Conclusion
Ce que j’ai entendu, ce qu’on évoque toujours et ce qui va de soi à propos de l’Afrique, c’est, d’une certaine façon, le catalogue des raisons pour la France d’avoir une politique africaine, en observant ce qu’est l’Afrique aujourd’hui et en se donnant des objectifs de solidarité, de prise de risques, aussi de tradition et de destin partagé. C’est essentiel. J’ai entendu aussi les préoccupations de certains quant aux stratégies des autres : on a évoqué les Japonais, l’Asie, les Américains et le monde islamique... C’est une manière de dire que la France doit également développer une stratégie africaine pour ces raisons-là. C’est une manière réactive de le dire.
Cette appréciation comporte des aspects déterminants ; mais, c’est en fait une vision « en creux » de ce que doit être la stratégie de la France envers l’Afrique. Si notre pays aujourd’hui doit avoir une stratégie africaine, c’est bien aussi parce que l’Afrique est un partenaire essentiel dans la stratégie mondiale de la France elle-même.

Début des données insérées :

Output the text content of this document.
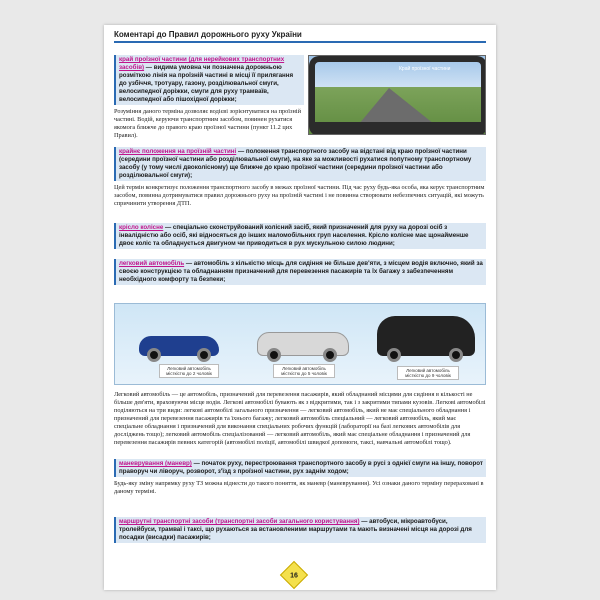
Коментарі до Правил дорожнього руху України
край проїзної частини (для нерейкових транспортних засобів) — видима умовна чи позначена дорожньою розміткою лінія на проїзній частині в місці її прилягання до узбіччя, тротуару, газону, розділювальної смуги, велосипедної доріжки, смуги для руху трамваїв, велосипедної або пішохідної доріжки;
Розуміння даного терміна дозволяє водієві зорієнтуватися на проїзній частині. Водій, керуючи транспортним засобом, повинен рухатися якомога ближче до правого краю проїзної частини (пункт 11.2 цих Правил).
Край проїзної частини
крайнє положення на проїзній частині — положення транспортного засобу на відстані від краю проїзної частини (середини проїзної частини або розділювальної смуги), на яке за можливості рухатися попутному транспортному засобу (у тому числі двоколісному) ще ближче до краю проїзної частини (середини проїзної частини або розділювальної смуги);
Цей термін конкретизує положення транспортного засобу в межах проїзної частини. Під час руху будь-яка особа, яка керує транспортним засобом, повинна дотримуватися правил дорожнього руху на проїзній частині і не повинна створювати небезпечних ситуацій, які можуть спричинити утворення ДТП.
крісло колісне — спеціально сконструйований колісний засіб, який призначений для руху на дорозі осіб з інвалідністю або осіб, які відносяться до інших маломобільних груп населення. Крісло колісне має щонайменше двоє коліс та обладнується двигуном чи приводиться в рух мускульною силою людини;
легковий автомобіль — автомобіль з кількістю місць для сидіння не більше дев'яти, з місцем водія включно, який за своєю конструкцією та обладнанням призначений для перевезення пасажирів та їх багажу з забезпеченням необхідного комфорту та безпеки;
Легковий автомобіль місткістю до 2 чоловік
Легковий автомобіль місткістю до 5 чоловік
Легковий автомобіль місткістю до 9 чоловік
Легковий автомобіль — це автомобіль, призначений для перевезення пасажирів, який обладнаний місцями для сидіння в кількості не більше дев'яти, враховуючи місце водія. Легкові автомобілі бувають як з відкритими, так і з закритими типами кузовів. Легкові автомобілі поділяються на три види: легкові автомобілі загального призначення — легковий автомобіль, який не має спеціального обладнання і призначений для перевезення пасажирів та їхнього багажу; легковий автомобіль спеціальний — легковий автомобіль, який має спеціальне обладнання і призначений для виконання спеціальних робочих функцій (лабораторії на базі легкових автомобілів для досліджень тощо); легковий автомобіль спеціалізований — легковий автомобіль, який має спеціальне обладнання і призначений для перевезення пасажирів певних категорій (автомобілі поліції, автомобілі швидкої допомоги, таксі, навчальні автомобілі тощо).
маневрування (маневр) — початок руху, перестроювання транспортного засобу в русі з однієї смуги на іншу, поворот праворуч чи ліворуч, розворот, з'їзд з проїзної частини, рух заднім ходом;
Будь-яку зміну напрямку руху ТЗ можна віднести до такого поняття, як маневр (маневрування). Усі ознаки даного терміну перераховані в даному терміні.
маршрутні транспортні засоби (транспортні засоби загального користування) — автобуси, мікроавтобуси, тролейбуси, трамваї і таксі, що рухаються за встановленими маршрутами та мають визначені місця на дорозі для посадки (висадки) пасажирів;
16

Prenons l’exemple de la mondialisation. On émet des commentaires curieux à son sujet. Ce n’est pas quelque chose qu’il faut rejeter, ce n’est pas une évolution bonne ou mauvaise : c’est un fait. La France doit se donner en permanence les moyens de réussir sa mondialisation, de la maîtriser. Elle ne le fera pas si elle ne mobilise pas toutes ses ressources pour être présente sur les marchés extérieurs ; être présente en capacités de projection, d’investissement ; être présente culturellement dans le partage de ses valeurs ; pour finalement affiner son image. Ainsi a-t-elle une stratégie globale « d’entrée », et de maîtrise de la mondialisation. De ce point de vue là, un volet africain de cette stratégie s’impose. En fonction de nos intérêts communs, nous avons besoin de pratiquer avec les Africains une stratégie commune, car eux aussi doivent accéder à la mondialisation et pouvoir la maîtriser.
Deux observations m’ont frappé. D’une part on a évoqué l’Asie, qui paraissait jusqu’à une époque récente offrir un modèle. Or la crise asiatique est plus qu’une crise financière ; elle témoigne de la fragilité des démarches visant à participer à la mondialisation. Il y a eu crise du modèle asiatique, alors même que le Japon s’intéressait à l’Afrique comme terrain d’exportation de celui-ci.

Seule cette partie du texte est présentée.